Il gesto di Kaepernick è oggi replicato in tutto il mondo, da calciatori a cestisti, da studenti a parlamentari, documentato e analizzato in decine di studi accademici sulle intersezioni tra sport, politica e identità. Ma il suo impatto più profondo è forse quello meno visibile: aver mostrato che un atleta nel pieno della carriera, in uno degli sport più commercialmente potenti del pianeta, può scegliere la coscienza sopra il contratto. Che esiste ancora qualcuno disposto a pagare il prezzo della coerenza senza aspettare che la storia lo riabiliti prima di agire.
E qui, nel 2025, vale la pena fermarsi e fare la domanda che Ali avrebbe fatto, con quella franchise di schiettezza che non perdeva mai: quanti Muhammad Ali ci sono adesso? In un mondo in cui gli atleti sono brand ambulanti curati da team di comunicazione che setacciano ogni loro dichiarazione alla ricerca di possibili controversy, in cui i politici vendono missili e li chiamano difesa della democrazia, in cui la religione è spesso usata come strumento di divisione molto più facilmente di quanto venga usata come strumento di giustizia, chi ha il coraggio di dire no? Chi è disposto a perdere il titolo, la licenza, il contratto, la carriera per restare fedele a qualcosa che non si può vendere e non si può comprare?
La risposta onesta è che sono pochi, e che questo numero non è in crescita. Ma esiste, e questo conta. Esistono atleti che si inginocchiano, attivisti che rifiutano finanziamenti corrotti, credenti di ogni tradizione che trovano nella fede non un alibi per l’odio ma una spina dorsale per la giustizia. Non sono abbastanza per cambiare il mondo da soli, ma sono abbastanza da far capire che il cambiamento è possibile, che la storia non è scritta in anticipo, che c’è sempre la possibilità di un altro Ali che a ventiquattro anni decide che il nome di uno schiavo non è il suo nome e che la guerra di qualcun altro non è la sua guerra.

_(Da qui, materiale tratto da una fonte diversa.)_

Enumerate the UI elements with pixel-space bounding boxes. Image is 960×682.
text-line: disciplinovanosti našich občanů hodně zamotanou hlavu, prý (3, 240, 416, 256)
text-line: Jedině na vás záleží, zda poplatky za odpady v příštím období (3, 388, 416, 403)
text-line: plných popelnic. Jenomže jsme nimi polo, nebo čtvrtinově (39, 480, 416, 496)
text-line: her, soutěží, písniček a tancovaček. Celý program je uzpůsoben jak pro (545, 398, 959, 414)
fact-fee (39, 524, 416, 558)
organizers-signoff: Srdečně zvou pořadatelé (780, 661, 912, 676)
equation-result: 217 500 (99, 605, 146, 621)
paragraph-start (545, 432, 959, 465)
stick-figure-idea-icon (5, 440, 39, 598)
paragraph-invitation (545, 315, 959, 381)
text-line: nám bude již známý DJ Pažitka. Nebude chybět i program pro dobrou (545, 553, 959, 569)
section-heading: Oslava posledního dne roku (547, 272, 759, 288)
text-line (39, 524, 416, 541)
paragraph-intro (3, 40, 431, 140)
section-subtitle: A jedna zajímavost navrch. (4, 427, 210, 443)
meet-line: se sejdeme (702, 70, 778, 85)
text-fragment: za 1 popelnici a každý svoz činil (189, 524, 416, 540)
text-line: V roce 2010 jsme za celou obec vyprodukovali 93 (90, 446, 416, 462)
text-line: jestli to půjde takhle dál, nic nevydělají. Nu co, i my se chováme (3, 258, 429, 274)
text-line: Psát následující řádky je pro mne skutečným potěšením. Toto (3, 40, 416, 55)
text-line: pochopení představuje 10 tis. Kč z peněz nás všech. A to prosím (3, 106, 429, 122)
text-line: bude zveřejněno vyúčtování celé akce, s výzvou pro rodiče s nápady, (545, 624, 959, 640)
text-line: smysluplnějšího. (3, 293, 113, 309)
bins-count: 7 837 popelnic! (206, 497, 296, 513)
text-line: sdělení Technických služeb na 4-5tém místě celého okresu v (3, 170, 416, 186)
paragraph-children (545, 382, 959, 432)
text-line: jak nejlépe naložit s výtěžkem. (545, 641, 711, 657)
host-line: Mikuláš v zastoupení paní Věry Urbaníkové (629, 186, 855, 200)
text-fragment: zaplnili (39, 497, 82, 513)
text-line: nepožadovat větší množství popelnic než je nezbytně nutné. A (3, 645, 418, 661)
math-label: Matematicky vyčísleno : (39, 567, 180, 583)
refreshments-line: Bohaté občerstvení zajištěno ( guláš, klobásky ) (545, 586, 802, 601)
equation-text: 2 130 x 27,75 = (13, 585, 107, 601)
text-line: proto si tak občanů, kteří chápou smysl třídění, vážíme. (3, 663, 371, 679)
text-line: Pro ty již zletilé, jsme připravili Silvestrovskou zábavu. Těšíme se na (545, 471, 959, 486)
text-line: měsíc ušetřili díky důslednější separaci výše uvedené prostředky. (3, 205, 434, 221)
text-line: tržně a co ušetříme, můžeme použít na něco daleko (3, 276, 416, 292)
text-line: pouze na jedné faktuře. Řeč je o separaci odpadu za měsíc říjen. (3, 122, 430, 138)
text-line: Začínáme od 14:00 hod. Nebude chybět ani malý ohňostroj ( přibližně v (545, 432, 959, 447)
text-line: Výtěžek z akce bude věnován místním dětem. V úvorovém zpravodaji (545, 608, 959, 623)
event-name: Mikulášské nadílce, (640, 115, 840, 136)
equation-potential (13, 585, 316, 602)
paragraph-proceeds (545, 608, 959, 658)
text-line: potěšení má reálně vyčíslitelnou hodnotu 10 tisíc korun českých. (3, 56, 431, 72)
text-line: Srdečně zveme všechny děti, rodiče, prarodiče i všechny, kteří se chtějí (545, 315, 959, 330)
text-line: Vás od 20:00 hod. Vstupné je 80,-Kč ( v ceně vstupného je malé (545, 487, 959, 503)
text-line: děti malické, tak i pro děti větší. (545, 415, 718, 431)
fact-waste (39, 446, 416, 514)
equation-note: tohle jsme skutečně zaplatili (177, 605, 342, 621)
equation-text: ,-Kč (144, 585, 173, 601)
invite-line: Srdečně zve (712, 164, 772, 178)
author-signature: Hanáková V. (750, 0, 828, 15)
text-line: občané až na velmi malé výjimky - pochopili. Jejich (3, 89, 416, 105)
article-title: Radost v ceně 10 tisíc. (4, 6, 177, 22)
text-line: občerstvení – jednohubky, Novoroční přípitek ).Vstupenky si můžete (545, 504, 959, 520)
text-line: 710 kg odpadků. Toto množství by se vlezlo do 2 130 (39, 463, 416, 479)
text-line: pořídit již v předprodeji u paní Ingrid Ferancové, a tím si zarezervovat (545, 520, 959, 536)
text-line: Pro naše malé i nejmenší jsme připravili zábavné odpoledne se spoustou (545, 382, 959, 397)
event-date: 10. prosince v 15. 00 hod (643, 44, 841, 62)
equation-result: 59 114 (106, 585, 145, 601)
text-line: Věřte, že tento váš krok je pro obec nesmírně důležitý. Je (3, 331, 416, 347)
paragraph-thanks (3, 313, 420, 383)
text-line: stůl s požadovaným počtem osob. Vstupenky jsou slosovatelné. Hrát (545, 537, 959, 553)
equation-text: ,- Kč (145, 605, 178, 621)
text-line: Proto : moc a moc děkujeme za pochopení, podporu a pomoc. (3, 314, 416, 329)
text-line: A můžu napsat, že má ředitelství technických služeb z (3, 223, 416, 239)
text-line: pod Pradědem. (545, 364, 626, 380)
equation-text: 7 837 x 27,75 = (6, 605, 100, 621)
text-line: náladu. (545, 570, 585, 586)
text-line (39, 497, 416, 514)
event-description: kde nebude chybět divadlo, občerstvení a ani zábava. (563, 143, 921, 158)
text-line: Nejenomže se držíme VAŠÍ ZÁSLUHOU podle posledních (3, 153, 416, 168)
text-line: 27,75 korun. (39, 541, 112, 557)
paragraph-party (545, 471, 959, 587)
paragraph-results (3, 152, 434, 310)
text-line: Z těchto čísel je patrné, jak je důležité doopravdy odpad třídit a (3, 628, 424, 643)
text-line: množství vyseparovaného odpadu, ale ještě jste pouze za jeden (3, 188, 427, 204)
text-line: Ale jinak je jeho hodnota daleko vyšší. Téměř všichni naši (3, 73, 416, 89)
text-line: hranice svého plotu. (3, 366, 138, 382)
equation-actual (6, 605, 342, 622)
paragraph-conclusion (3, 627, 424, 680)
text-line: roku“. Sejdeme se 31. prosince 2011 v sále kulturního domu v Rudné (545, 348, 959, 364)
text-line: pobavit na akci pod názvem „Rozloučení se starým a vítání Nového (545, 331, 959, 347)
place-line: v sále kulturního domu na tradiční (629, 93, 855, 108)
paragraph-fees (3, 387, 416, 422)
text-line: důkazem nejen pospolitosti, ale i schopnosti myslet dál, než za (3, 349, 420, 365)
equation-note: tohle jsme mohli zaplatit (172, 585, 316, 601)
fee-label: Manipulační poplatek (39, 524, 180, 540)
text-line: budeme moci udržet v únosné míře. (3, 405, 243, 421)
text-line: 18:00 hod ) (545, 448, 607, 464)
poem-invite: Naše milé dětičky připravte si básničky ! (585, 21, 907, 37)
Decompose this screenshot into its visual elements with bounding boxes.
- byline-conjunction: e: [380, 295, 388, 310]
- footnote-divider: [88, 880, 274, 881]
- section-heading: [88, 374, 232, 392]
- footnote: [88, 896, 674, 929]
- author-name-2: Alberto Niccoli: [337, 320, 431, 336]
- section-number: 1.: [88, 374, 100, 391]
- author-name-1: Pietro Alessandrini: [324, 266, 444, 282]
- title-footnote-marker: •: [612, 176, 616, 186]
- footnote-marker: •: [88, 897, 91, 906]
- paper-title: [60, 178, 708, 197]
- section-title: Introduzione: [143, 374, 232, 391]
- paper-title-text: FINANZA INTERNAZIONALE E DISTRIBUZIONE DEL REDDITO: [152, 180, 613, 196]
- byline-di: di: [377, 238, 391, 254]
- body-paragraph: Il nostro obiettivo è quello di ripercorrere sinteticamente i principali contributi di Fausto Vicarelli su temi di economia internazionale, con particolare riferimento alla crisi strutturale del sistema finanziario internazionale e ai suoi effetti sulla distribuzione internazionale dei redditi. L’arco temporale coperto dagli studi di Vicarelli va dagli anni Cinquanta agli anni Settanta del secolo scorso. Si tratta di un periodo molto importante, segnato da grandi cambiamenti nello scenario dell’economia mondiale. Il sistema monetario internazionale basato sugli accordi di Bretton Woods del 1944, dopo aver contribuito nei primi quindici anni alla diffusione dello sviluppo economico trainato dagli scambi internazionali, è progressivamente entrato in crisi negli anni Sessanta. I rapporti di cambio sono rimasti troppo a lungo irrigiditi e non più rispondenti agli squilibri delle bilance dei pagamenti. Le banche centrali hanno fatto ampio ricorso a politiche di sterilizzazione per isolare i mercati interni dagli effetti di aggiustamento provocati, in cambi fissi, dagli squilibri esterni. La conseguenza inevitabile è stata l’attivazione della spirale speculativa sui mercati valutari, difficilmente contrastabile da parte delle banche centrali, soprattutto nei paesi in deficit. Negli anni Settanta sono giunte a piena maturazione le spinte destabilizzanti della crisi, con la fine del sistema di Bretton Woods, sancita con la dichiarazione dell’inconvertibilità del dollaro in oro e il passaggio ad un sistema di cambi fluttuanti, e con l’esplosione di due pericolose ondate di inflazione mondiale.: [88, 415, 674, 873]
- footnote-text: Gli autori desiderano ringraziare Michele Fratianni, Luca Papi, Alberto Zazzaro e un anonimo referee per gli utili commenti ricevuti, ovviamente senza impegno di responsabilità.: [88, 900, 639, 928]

Ali ha lasciato un testamento morale che non ha bisogno di essere codificato in una dottrina o custodito da un’istituzione per sopravvivere: fede senza ipocrisia, coraggio senza violenza, orgoglio senza odio, la capacità di guardare il sistema negli occhi e dirgli no con tutta la chiarezza di chi sa esattamente perché lo fa. Ha ricordato a tutti che non serve un’arma per essere un combattente ma serve una coscienza, e che la coscienza, quando è vera, è la cosa più costosa del mondo, quella che il mercato non sa comprare e che il potere non sa spegnere del tutto, anche quando si impegna con tutte le risorse che ha.
Il ragazzo di Louisville che non voleva chiamarsi con il nome di uno schiavo ha finito per dare il suo nome a un’intera generazione di ribelli con una causa, da Kaepernick in poi, dimostrando che la fede, quella autentica, non è rifugio dalla storia ma immersione dentro di essa, con i guantoni allacciati e gli occhi aperti.